Pesan itu disampaikan Puan dalam peringatan Hari Kartini, Selasa (21/4/2026), dengan menekankan bahwa perempuan merupakan salah satu “sayap” penting dalam perjalanan bangsa.
“Ketika kita maju, kita maju bersama. Ketika kita terbang, kita terbang bersama.

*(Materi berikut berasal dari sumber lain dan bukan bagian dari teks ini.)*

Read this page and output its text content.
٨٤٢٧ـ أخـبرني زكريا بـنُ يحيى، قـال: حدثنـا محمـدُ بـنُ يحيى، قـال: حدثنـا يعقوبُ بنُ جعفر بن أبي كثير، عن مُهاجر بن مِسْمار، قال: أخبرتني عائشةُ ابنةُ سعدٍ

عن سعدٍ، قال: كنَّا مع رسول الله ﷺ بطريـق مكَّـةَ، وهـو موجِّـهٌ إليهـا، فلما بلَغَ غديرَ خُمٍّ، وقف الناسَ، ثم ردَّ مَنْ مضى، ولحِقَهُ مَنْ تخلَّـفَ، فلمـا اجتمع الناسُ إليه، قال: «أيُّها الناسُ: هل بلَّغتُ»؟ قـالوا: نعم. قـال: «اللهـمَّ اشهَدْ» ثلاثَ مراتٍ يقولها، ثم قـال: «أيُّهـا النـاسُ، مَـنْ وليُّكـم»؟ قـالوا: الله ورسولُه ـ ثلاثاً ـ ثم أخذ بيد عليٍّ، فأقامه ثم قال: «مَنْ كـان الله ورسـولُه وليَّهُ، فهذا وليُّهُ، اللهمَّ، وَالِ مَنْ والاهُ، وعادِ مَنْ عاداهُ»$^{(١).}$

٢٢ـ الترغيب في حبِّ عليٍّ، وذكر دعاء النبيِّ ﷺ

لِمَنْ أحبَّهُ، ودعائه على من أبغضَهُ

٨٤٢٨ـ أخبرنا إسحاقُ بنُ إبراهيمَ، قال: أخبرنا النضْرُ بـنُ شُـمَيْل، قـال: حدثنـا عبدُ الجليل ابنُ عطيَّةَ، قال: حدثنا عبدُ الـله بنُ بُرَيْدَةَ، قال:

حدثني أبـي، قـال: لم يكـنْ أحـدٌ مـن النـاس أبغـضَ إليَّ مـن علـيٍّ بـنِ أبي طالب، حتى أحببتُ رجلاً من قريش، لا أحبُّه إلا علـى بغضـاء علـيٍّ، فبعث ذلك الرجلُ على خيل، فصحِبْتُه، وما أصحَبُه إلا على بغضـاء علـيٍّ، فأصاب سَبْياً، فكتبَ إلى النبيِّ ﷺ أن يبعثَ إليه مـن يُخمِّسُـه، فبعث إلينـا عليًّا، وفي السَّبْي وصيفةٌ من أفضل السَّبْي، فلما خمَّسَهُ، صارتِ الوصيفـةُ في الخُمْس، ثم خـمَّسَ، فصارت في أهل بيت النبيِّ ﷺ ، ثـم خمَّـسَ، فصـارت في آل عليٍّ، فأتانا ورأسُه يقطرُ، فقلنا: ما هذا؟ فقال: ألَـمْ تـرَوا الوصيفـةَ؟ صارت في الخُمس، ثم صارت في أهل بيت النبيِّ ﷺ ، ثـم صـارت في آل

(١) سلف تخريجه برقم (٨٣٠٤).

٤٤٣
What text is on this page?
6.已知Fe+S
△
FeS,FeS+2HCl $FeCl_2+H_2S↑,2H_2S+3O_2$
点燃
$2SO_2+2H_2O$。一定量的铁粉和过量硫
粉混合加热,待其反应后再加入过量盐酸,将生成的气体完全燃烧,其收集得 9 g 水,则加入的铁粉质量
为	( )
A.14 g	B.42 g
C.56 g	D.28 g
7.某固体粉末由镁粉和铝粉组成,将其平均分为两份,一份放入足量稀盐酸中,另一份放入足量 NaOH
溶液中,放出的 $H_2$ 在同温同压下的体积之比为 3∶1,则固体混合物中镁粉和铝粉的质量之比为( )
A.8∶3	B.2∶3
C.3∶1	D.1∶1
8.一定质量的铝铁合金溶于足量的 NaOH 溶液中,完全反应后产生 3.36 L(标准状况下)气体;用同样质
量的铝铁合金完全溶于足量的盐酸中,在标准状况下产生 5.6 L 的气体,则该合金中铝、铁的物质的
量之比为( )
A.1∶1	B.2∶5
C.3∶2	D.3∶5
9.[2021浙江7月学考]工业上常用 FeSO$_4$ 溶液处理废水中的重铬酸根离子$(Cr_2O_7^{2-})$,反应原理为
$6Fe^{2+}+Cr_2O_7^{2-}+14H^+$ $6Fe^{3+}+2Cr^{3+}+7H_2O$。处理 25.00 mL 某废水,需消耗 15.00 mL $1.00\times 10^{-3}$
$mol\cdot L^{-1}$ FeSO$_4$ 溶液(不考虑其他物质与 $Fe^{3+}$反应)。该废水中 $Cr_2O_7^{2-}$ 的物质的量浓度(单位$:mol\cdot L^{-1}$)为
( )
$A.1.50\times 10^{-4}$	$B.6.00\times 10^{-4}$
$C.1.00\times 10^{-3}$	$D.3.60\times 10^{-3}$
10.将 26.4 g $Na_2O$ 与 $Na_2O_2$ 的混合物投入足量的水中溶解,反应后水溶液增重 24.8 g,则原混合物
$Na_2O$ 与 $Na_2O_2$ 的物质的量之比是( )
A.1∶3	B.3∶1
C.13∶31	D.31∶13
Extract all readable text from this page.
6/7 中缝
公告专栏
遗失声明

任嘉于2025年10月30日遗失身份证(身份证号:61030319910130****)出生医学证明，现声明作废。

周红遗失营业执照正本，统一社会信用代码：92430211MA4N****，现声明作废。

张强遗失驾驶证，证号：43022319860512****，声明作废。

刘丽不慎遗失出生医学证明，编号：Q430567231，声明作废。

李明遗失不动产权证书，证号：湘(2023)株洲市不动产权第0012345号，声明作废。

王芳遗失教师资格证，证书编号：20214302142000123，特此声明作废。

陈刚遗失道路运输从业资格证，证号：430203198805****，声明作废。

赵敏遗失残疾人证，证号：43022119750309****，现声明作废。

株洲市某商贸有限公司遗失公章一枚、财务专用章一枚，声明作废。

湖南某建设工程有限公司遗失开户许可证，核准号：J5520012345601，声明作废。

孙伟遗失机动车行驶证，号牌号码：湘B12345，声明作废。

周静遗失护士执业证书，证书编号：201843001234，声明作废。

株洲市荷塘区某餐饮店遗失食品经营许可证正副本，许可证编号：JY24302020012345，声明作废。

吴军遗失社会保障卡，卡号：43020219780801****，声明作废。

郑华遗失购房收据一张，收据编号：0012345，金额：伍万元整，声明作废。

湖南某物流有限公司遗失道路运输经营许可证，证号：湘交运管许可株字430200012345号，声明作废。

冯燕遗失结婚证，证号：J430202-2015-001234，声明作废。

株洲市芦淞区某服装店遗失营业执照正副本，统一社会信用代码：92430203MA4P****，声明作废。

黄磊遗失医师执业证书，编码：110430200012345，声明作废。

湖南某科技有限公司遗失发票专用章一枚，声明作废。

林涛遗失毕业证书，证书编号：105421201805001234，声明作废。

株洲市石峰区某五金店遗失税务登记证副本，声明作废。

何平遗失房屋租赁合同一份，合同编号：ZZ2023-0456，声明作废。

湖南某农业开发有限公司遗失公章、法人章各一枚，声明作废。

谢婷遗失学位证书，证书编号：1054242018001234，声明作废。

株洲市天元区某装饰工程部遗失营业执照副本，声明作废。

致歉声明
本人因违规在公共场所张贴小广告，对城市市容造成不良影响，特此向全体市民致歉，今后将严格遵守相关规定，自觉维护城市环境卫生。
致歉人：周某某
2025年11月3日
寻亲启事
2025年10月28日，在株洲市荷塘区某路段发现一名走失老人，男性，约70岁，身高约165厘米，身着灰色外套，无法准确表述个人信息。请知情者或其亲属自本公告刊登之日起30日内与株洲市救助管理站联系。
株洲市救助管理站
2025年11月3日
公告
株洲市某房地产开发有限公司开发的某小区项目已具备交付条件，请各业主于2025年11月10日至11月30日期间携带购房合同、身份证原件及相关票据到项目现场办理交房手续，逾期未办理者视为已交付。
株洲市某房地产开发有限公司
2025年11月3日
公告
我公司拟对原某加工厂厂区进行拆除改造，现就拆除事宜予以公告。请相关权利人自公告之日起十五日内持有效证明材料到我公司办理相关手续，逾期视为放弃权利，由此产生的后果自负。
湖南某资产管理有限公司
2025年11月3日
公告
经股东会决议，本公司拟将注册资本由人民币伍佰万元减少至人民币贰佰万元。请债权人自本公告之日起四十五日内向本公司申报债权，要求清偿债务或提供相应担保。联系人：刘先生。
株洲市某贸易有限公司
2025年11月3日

Bangsa yang ingin terbang tinggi membutuhkan kedua sayapnya, yaitu perempuan dan laki-laki,” ujarnya dalam keterangan tertulis yang diterima Kompas.com.
Puan menilai, perempuan saat ini bukan lagi sekadar pelengkap atau objek pembangunan, melainkan subjek aktif yang berperan dalam menentukan arah bangsa.
Menurutnya, persoalan yang dihadapi saat ini bukan lagi soal kemampuan perempuan, tetapi sejauh mana sistem memberikan ruang bagi mereka untuk berkontribusi.
“Pertanyaan hari ini bukan lagi ‘apakah’, melainkan ‘seberapa jauh’ dan ‘dengan sistem seperti apa’ (perempuan dapat berperan). Di sinilah momentum Hari Kartini menjadi relevan,” kata Puan.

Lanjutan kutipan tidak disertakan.